- Sunday, January 8, 2023

This past week, the Committee to Unleash Prosperity issued a report highlighting the following: Current unemployment benefits combined with pandemic and health care subsidies can now add up to $160,000 annually in certain parts of the country. The report cites the Bureau of Labor Statistics’ most recent data, showing America’s current potential workforce is participating at a woeful 62%. This is 1.5% below pre-COVID levels, which means that, by some estimates, we now have at least 400,000 fewer people engaged in gainful employment than we did before 2020.

Why? The answer for those with eyes to see and ears to hear is obvious. President Biden has created a world where a fully capable 25-year-old can now make more money sitting at home playing video games than he can by going to work and earning his keep.

Welcome to a nation of children. Welcome to an infantilized country where millions of adults who just yesterday would have been embarrassed to go on the government dole now shamelessly cry out like little boys and girls: “I can’t do it. I need help. You need to do it for me!”

In the book, “Grow Up! Life Isn’t Safe, but It’s Good,” the author (yours truly) argues that those who are never taught to take responsibility will never grow up. Instead, they become stunted and frozen in time. They recoil from adulthood and always shirk their attendant duties. Their constant refrain is to look for someone else to blame and to solve all of life’s problems for them.

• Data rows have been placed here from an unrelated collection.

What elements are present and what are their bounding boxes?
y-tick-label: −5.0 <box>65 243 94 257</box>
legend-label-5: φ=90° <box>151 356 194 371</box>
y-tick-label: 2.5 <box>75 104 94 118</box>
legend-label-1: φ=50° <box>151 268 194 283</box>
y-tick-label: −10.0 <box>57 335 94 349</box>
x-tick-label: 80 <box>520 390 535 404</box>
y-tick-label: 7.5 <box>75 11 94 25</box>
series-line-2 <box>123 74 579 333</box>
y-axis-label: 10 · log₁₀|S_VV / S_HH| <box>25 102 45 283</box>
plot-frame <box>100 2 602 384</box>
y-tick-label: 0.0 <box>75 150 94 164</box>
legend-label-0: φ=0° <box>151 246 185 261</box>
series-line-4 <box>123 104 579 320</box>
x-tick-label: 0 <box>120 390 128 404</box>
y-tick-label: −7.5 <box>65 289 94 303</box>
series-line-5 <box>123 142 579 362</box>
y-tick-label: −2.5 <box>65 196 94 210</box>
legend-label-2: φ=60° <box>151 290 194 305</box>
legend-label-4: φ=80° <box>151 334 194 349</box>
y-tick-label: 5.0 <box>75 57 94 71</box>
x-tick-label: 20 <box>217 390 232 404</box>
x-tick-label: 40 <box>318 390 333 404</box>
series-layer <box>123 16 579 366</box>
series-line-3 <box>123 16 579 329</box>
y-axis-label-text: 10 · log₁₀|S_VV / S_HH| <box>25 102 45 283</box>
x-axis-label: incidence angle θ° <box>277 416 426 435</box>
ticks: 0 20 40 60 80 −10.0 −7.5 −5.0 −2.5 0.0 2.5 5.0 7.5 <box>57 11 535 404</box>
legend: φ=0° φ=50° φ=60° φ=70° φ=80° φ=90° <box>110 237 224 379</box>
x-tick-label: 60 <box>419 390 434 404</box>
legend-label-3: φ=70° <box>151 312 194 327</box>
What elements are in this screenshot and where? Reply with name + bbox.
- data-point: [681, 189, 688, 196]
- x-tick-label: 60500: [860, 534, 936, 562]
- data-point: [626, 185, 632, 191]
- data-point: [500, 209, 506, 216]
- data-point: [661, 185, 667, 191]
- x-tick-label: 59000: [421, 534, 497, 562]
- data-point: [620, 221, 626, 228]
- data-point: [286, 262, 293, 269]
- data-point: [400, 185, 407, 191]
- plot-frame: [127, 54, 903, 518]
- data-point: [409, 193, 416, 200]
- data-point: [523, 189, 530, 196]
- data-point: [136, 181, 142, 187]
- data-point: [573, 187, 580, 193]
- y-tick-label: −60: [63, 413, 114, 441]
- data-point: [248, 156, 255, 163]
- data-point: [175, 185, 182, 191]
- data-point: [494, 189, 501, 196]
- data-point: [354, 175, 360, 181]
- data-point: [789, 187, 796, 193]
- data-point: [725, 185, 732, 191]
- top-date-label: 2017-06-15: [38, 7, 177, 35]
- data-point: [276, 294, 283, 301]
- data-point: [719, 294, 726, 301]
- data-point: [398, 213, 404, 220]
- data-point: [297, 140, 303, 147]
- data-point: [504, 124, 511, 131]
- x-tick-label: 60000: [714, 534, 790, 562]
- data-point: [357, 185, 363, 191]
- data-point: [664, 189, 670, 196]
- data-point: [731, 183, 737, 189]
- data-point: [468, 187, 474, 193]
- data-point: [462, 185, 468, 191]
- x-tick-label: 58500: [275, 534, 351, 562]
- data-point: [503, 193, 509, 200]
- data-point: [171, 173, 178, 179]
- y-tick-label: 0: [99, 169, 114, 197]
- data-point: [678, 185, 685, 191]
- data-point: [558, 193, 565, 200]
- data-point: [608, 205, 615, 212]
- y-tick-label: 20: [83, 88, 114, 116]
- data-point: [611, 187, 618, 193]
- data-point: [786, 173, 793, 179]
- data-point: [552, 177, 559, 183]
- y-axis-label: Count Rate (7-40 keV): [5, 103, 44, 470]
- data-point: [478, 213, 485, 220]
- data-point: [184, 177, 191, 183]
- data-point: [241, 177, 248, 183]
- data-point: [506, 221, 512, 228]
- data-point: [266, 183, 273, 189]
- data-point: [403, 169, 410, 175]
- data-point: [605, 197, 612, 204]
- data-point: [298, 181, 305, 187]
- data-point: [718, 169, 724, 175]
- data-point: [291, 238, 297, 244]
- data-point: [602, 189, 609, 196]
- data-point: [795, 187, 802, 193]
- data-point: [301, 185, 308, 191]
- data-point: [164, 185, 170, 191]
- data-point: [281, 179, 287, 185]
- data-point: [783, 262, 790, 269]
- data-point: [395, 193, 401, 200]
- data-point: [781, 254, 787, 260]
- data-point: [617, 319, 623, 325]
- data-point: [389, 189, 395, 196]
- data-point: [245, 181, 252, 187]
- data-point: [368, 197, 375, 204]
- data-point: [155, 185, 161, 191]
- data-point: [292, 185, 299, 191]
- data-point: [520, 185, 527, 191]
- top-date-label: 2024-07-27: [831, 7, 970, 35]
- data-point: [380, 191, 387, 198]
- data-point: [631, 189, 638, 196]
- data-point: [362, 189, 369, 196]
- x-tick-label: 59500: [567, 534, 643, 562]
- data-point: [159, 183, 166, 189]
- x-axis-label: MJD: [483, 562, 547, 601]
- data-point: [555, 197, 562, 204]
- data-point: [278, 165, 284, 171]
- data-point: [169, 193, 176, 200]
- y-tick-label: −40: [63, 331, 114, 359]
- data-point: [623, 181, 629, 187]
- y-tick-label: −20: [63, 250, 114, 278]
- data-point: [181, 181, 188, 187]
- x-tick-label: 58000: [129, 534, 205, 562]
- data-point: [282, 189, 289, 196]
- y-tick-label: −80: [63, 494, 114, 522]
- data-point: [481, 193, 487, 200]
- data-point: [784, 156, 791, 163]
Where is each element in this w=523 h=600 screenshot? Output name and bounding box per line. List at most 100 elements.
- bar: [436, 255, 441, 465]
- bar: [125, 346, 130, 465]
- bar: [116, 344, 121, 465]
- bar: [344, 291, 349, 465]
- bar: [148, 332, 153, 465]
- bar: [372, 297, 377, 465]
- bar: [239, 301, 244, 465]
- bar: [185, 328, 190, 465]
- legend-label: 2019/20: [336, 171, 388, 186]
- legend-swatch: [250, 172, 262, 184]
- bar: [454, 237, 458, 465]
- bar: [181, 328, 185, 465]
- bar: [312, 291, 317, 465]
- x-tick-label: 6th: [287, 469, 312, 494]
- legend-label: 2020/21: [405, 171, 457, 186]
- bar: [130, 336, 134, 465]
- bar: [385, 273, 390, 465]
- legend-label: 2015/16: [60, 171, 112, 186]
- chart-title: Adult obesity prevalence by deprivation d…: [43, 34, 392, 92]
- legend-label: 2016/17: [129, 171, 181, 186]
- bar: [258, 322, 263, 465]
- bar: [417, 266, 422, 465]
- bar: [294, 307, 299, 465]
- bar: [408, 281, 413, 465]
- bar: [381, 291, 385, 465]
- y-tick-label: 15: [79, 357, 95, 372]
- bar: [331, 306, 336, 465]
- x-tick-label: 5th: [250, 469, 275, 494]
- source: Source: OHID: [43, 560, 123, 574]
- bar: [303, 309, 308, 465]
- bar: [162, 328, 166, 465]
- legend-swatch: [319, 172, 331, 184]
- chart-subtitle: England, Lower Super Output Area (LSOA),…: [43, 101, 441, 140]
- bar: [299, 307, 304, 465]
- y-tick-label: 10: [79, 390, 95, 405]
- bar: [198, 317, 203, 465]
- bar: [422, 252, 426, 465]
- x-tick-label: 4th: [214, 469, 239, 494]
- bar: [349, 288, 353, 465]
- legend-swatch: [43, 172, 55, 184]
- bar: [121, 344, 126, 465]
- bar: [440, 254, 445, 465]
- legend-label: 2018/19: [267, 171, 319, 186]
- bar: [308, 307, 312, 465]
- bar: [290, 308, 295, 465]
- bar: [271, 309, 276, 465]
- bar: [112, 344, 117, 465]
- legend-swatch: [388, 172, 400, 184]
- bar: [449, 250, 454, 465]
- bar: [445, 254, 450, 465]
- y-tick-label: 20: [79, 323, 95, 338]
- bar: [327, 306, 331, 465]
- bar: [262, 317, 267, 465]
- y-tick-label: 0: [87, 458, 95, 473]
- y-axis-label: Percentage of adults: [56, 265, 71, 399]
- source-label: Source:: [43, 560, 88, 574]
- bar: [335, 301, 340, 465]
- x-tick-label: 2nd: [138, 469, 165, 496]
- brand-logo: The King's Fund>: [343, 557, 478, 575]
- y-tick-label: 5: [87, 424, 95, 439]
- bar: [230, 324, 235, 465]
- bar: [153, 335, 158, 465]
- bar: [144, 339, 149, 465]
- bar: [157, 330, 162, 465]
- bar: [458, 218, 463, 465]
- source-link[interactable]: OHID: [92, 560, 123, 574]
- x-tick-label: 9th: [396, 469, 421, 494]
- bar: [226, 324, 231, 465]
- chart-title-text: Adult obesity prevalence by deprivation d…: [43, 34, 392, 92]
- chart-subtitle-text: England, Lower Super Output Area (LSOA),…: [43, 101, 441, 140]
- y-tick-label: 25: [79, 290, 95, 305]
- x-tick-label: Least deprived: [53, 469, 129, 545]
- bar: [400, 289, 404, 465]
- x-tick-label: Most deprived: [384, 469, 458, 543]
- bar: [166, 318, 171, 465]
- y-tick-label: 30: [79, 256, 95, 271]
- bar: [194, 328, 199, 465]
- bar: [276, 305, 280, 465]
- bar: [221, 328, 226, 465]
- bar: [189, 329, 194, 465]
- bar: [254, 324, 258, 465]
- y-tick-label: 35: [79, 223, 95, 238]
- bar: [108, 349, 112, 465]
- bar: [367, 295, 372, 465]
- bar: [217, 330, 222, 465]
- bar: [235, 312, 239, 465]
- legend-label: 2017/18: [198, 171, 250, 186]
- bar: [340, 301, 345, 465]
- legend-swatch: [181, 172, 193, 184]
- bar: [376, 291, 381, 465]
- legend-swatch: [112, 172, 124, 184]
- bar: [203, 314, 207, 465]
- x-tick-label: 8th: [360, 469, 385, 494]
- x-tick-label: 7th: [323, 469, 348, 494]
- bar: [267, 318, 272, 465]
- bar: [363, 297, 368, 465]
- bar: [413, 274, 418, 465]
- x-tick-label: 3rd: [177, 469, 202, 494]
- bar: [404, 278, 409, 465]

“Ask not what you can do for your country but what your country can do for you” has become the defining mantra of this age. There’s a word for this. It’s called entitlement, and at its core, it’s simple adolescent laziness.

The cry of “I can’t do it” is ubiquitous from coast to coast despite individual aptitude. People can do the work; they just don’t want to. The ability is there, but the desire is not.

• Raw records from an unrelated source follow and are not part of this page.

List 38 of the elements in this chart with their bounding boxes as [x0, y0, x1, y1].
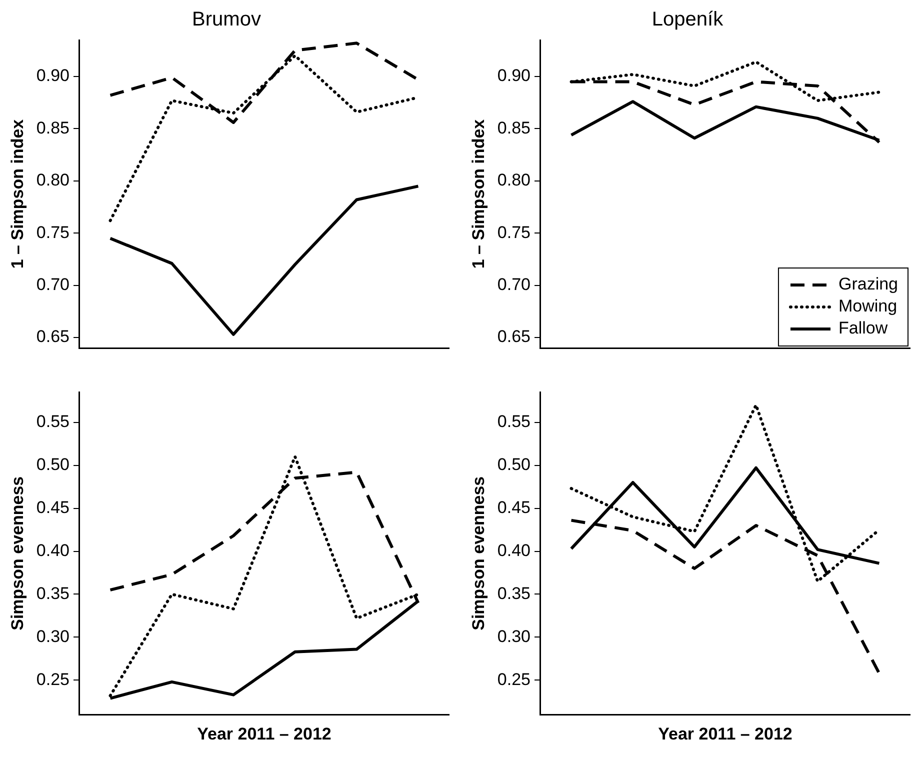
y-tick-label: 0.90: [497, 66, 530, 86]
y-tick-label: 0.75: [36, 222, 70, 242]
chart-title: Lopeník: [652, 8, 724, 31]
y-tick-label: 0.65: [497, 327, 530, 346]
y-tick-label: 0.40: [36, 540, 70, 560]
y-tick-label: 0.25: [497, 670, 530, 689]
y-tick-label: 0.30: [36, 626, 70, 646]
y-tick-label: 0.50: [497, 454, 530, 474]
y-tick-label: 0.85: [497, 118, 530, 138]
y-axis-title: Simpson evenness: [468, 476, 488, 630]
y-tick-label: 0.65: [36, 327, 70, 346]
y-tick-label: 0.35: [36, 584, 70, 603]
x-axis-title: Year 2011 – 2012: [197, 724, 332, 744]
y-tick-label: 0.55: [497, 412, 530, 431]
y-tick-label: 0.70: [497, 275, 530, 294]
legend-label: Fallow: [838, 318, 888, 338]
y-tick-label: 0.80: [497, 170, 530, 190]
line-series: [108, 455, 420, 698]
y-tick-label: 0.45: [497, 498, 530, 517]
y-tick-label: 0.45: [36, 498, 70, 517]
x-axis-title: Year 2011 – 2012: [658, 724, 792, 744]
y-tick-label: 0.80: [36, 170, 70, 190]
y-axis-title: 1 – Simpson index: [468, 118, 488, 269]
legend-label: Grazing: [838, 274, 898, 294]
y-tick-label: 0.35: [497, 584, 530, 603]
y-axis-title: Simpson evenness: [8, 476, 27, 630]
y-tick-label: 0.55: [36, 412, 70, 431]
y-tick-label: 0.30: [497, 626, 530, 646]
y-axis-title: 1 – Simpson index: [8, 118, 27, 269]
y-tick-label: 0.25: [36, 670, 70, 689]
y-tick-label: 0.70: [36, 275, 70, 294]
y-tick-label: 0.75: [497, 222, 530, 242]
y-tick-label: 0.40: [497, 540, 530, 560]
y-tick-label: 0.90: [36, 66, 70, 86]
y-tick-label: 0.50: [36, 454, 70, 474]
legend-label: Mowing: [838, 296, 898, 316]
y-tick-label: 0.85: [36, 118, 70, 138]
chart-title: Brumov: [192, 8, 261, 31]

Now everyone knows that needing help is part of life, but expecting someone else to do what you can do for yourself is another matter. This disease is plaguing our culture today more so than any biological virus. Any reading of the day’s headlines reveals the sobering fact that somewhere along the line, we have forgotten the obvious of what just yesterday was a given: Becoming an adult means accepting responsibility for our own problems and taking the initiative to solve them.

Today, millions embrace comfort as their highest good rather than celebrate the freedom and independence that comes with maturity and doing things ourselves. Why risk coming out of our “safe space” if the government is always there to think for us, pay for us, and work for us? Might as well just stay put in your parents’ basement if safety is what life is all about; what could be better than that?

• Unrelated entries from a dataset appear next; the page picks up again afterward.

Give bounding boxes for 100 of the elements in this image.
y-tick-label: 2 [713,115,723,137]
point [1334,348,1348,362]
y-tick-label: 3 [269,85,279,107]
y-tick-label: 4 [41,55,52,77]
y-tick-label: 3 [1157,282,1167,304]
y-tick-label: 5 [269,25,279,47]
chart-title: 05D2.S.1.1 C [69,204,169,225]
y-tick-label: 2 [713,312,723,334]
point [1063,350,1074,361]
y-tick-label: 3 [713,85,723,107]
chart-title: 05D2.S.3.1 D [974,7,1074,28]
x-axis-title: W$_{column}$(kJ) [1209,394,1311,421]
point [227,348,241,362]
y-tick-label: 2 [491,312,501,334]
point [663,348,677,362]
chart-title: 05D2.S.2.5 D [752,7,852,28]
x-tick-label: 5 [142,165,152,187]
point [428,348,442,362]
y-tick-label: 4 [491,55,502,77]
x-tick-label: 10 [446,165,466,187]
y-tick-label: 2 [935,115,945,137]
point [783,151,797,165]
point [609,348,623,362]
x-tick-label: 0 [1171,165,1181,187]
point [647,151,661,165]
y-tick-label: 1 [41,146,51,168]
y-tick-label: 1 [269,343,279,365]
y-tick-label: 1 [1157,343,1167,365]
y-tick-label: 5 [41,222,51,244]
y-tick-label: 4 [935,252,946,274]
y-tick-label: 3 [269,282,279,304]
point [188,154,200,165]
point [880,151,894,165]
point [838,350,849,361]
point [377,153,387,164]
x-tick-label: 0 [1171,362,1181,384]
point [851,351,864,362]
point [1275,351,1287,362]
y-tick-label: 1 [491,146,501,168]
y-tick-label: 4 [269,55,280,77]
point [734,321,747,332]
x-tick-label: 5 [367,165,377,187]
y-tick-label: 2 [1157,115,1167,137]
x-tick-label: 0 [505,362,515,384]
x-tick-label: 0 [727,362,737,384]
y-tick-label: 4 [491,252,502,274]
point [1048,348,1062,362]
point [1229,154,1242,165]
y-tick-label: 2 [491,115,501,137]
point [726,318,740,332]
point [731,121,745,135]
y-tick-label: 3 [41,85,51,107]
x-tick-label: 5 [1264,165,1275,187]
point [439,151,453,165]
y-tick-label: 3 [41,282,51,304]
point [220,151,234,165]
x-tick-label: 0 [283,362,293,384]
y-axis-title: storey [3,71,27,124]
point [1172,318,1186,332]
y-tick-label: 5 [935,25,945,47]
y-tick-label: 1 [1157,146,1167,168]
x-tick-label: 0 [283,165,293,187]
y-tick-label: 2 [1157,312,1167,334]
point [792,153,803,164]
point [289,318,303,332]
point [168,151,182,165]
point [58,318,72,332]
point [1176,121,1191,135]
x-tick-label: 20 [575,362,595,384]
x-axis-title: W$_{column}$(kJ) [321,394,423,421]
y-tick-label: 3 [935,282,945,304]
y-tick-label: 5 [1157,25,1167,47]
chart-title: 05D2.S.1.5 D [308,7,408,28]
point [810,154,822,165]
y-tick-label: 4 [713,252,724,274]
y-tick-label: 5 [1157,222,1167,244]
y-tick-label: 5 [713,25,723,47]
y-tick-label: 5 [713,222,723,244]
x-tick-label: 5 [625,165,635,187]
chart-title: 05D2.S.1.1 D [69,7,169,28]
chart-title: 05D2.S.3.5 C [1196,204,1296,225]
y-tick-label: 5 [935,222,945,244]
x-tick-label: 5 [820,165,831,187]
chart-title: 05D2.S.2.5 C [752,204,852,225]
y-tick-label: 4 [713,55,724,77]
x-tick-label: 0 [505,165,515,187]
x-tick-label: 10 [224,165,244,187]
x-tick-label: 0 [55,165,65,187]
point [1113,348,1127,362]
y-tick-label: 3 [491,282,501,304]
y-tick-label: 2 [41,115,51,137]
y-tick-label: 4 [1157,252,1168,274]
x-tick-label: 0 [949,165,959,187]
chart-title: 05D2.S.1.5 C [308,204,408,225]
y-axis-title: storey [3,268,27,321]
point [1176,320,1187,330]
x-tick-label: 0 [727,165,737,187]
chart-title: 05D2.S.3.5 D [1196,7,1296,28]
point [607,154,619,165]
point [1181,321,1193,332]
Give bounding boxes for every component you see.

Rather than teaching responsibility and encouraging others to take charge of their own lives, Uncle Sam preaches security and safety. The result is perpetual infantilization and the consequent laziness of an entire generation.

The more dependent we become on other human beings, the less independent we are in our personal lives. Those promoting this culture of government dependence know that they gain control of us by teaching us to ignore this truth. All the despots of history understood this. Pol Pot, Mao, Stalin, Castro and Mussolini knew that those free to take personal responsibility were those they could not control.

They knew the No. 1 rule for stealing freedom was to get the masses to point the finger of blame outward rather than inward. As long as you can get the proletariat to blame the bourgeoisie, the tyrant will win. You can kill freedom and gain power if you can get the 99% to accuse the 1%. Get women to blame men, or Blacks to blame Whites, or the “greenies” to blame the “orange man.” It doesn’t matter; as long as the demagogue persuades the masses to blame everyone else, he can crush liberty and gain control. It is the deadly combination of entitlement, enabling and subservience.

The Roman emperors knew this; thus, they provided bread and circuses while persecuting all those dastardly Christians who simply wanted to care for themselves, their families and their neighbors, and be left alone.

A nation of untold adolescents who would rather take their $160K from Nero than get off their duffs and go to work may be comfortable, but it will never be free. 

• Everett Piper (dreverettpiper.com, @dreverettpiper), a columnist for The Washington Times, is a former university president and radio host.